The chain stirs lightly beneath the cloth wrap. Not flaring. Just reminding me it’s there. Like it knows I’m trying to be patient. Like it finds that funny.
The manual rests warm in my lap. It always is—never cold, never neutral. It hums faintly if I hold still long enough, like a heartbeat syncing to mine. I run my fingers along the etched diagrams. Spirals. Hooks. Symbols that don’t belong to any Path I had ever heard of.
And then—I smell it.
Smoke. Bread. Meat.
My head jerks up.
Kellen stands in the doorway, one hand braced against the half-burnt frame, the other holding a wrapped bundle. His hair’s loose again. His shoulders are dusted with ash, like he walked through the ghost of a fire to get here.
I blink.
He lifts the bundle slightly. “I brought food. Don’t throw anything.”
I don’t move. The growl in my stomach does.
He steps inside slowly, careful not to look too long at the manual, or the place, or me. Just enough attention to feel present. Not enough to scare me off.
“You look like you haven’t eaten in two days,” he says.
“Three,” I mutter.
He crouches a few feet away. Sets the food between us. Then sits. Not close. Not far. Like he’s letting me decide.
I reach for the bundle without thinking. Warm. Heavy. Gods, it smells good. I unwrap the cloth—flatbread, thick slices of roast fruit, something that might be spiced venison or might be temple mystery meat. I don’t care. I devour it like it offended me.
Kellen says nothing until I’ve finished half the parcel.
Then, quiet: “Not going to lie. That was a little terrifying.”
I pause, chew, then give him a flat look. “You’re lucky I didn’t bite your hand.”
His mouth twitches. Not quite a smile. But not not a smile.
“Mental note,” he says. “Feed Freya first. Then talk.”
Something loosens in my chest.
The food settles. The tower feels less like a tomb and more like a cave. Still ruined. Still forgotten. But not hostile.
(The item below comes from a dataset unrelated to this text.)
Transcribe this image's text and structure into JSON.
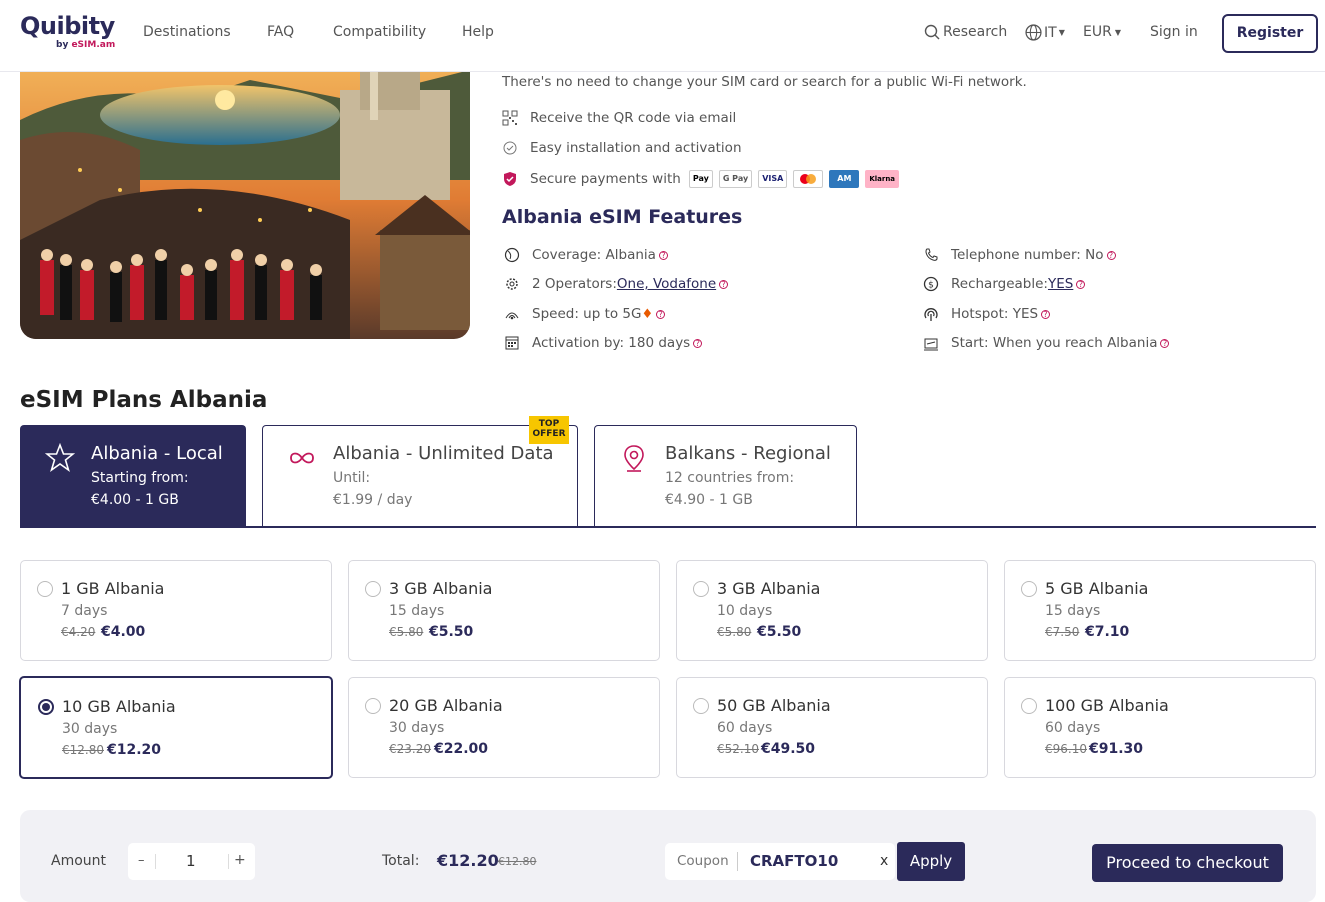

I lean back against the wall. Wipe my fingers on the edge of my cloak. Let out a breath I didn’t realize I was holding.
Kellen watches me. Not like he’s waiting for something. Just like he’s here.
“So,” he says. “Training?”
“Trying.”
I tap the page. The diagram of the Rootform spiral glows faintly under my touch. The chain shifts along my wrist in agreement. Kellen’s eyes follow the movement. He doesn’t comment.
“Are you getting better?” he asks.
I snort. “I didn’t knock myself unconscious this time. That’s progress.”
“That’s impressive. I’ve seen initiates light their eyebrows off doing less.”
I grin despite myself. “Did you?”
“Stormbound twins. Year above me. One of them thought he could call lightning from a cup of rainwater. Didn’t go well.”
I laugh. Real. Small. But it’s mine.
Kellen’s watching me like he’s memorizing the sound.
And suddenly, I can’t meet his eyes.
“Why did you really come?” I ask .
He looks down. Then up. “Because you shouldn’t have to do this alone.”
My chest tightens.
“I’m not exactly popular right now.”
“I’m not here because you’re popular.”
I swallow. Hard.
The chain hums again. Not warning. Not flaring. Just there.
Kellen leans back on his hands. Lets his head tilt toward the fading sky.
“You’re not what they say you are.”
“I might be.”
“You’re not.”
The silence that follows isn’t sharp. It’s soft. Settling.
I close the manual. Not to hide it. Just to rest.